Identities and groups
An identity is a unified profile in Data Access that consolidates a user's accounts across multiple data sources into a single entity. This allows you to govern the person rather than managing fragmented permissions per system.
A group is a collection of identities that are managed in your identity stores. Groups are imported from your data sources, and they cannot be edited or deleted in Data Access.
In a future release, you will be able to manage groups through Data Access.
Access controls
An access control is an abstract representation of "who gets access to what". An access control has two main components:
- What: The data objects in scope and the permissions that apply to them.
- Who: The identities or groups that receive the access. These are referred to as beneficiaries.
Data Access has three types of access controls:
- Role: Grants the beneficiaries permissions, such as Read or Write, to interact with specific data objects. Roles in Data Access are not the same as global or resource roles.
- Column mask: Masks data in specific columns for everyone except the beneficiaries, who see unmasked data in the columns.
- Row filter: Hides all the rows in a specific table or view from everyone except the beneficiaries, who see only the rows that match specific filter criteria.
You can also link access controls together in an inheritance structure to provide more powerful, layered access management.
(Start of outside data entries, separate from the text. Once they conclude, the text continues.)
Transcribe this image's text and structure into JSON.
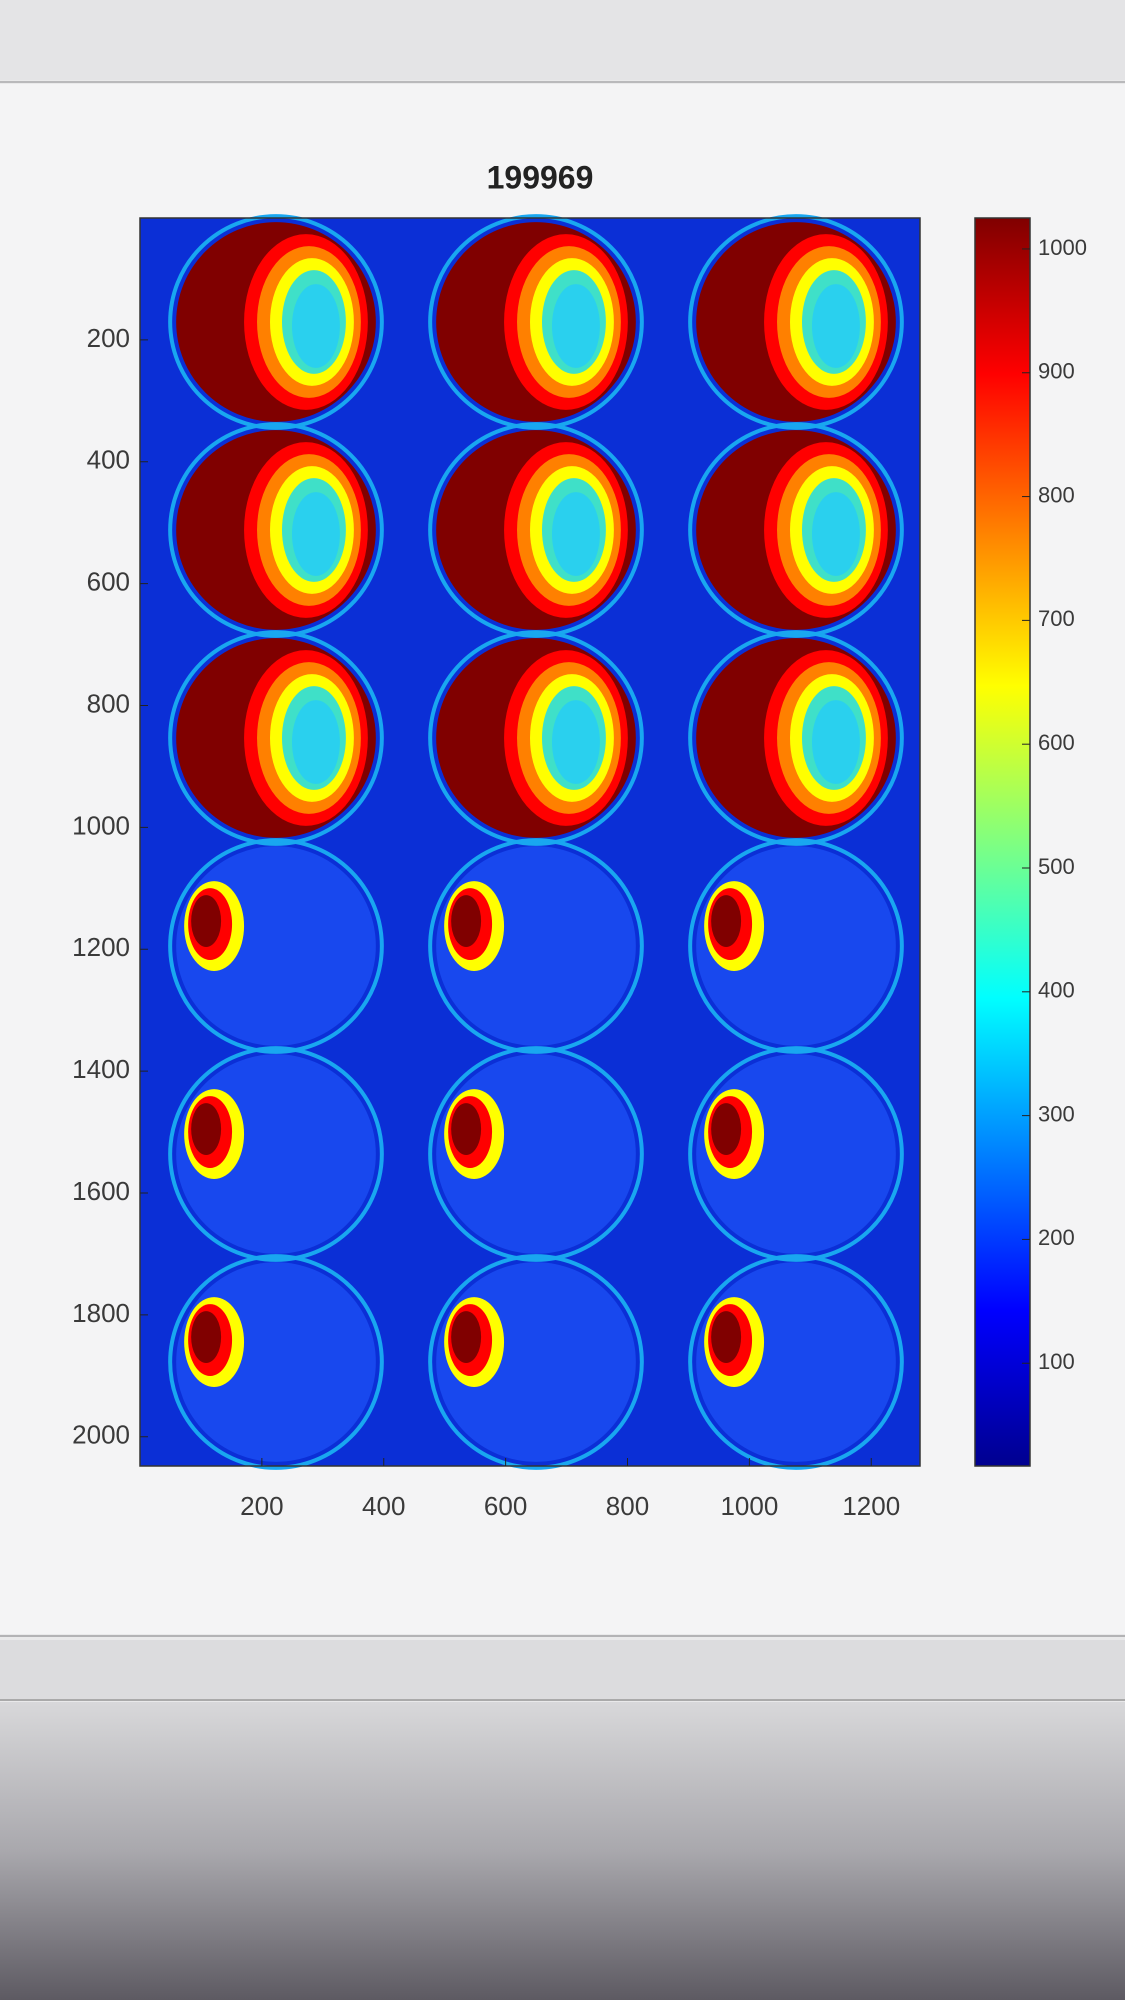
{
  "chart_data": {
    "type": "heatmap",
    "title": "199969",
    "xlim": [
      0,
      1280
    ],
    "ylim": [
      0,
      2048
    ],
    "y_direction": "reverse",
    "xticks": [
      200,
      400,
      600,
      800,
      1000,
      1200
    ],
    "yticks": [
      200,
      400,
      600,
      800,
      1000,
      1200,
      1400,
      1600,
      1800,
      2000
    ],
    "colormap": "jet",
    "colorbar": {
      "clim": [
        17,
        1025
      ],
      "ticks": [
        100,
        200,
        300,
        400,
        500,
        600,
        700,
        800,
        900,
        1000
      ]
    }
  }
}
Inheritance allows you to reuse permissions or beneficiaries across multiple access controls. For example, you can create a high-level functional role that inherits access from several lower-level roles, or you can link a column mask to a role so that the beneficiaries of that role see unmasked data.
Sync
Synchronization (sync) connects Data Access to the underlying data source. It runs in two directions:
- Inbound sync pulls data objects, accounts, groups, and access controls from your data source into Data Access.
- Outbound sync pushes access controls that you create or update in Data Access to your data source.
You activate sync by adding your data source to Data Access.
Tags
A tag is a key-value pair that provides context to an entity. For example, in the tag Department:Finance, Department is the key and Finance is the value.
Tags are imported from your data sources during synchronization, and they are read-only in Data Access. They are available for data objects, groups, and identities.
You can use tags to filter entities when you search in Data Access, and to define dynamic rules in access controls.
Ownership and access requests
Ownership establishes who has authority and control over data sources, data objects, and access controls. Ownership also grants specific administrative privileges, such as the ability to view an access control's sensitive Who component, or to manage sync schedule for a data source.
When you add a data object or access control that you do not own to your access control, an access request is automatically sent to the owner for approval.
Currently, you can assign only Collibra users as owners. In a future release, you will be able to assign Collibra groups as owners. You will also be able to request access to data and data products directly.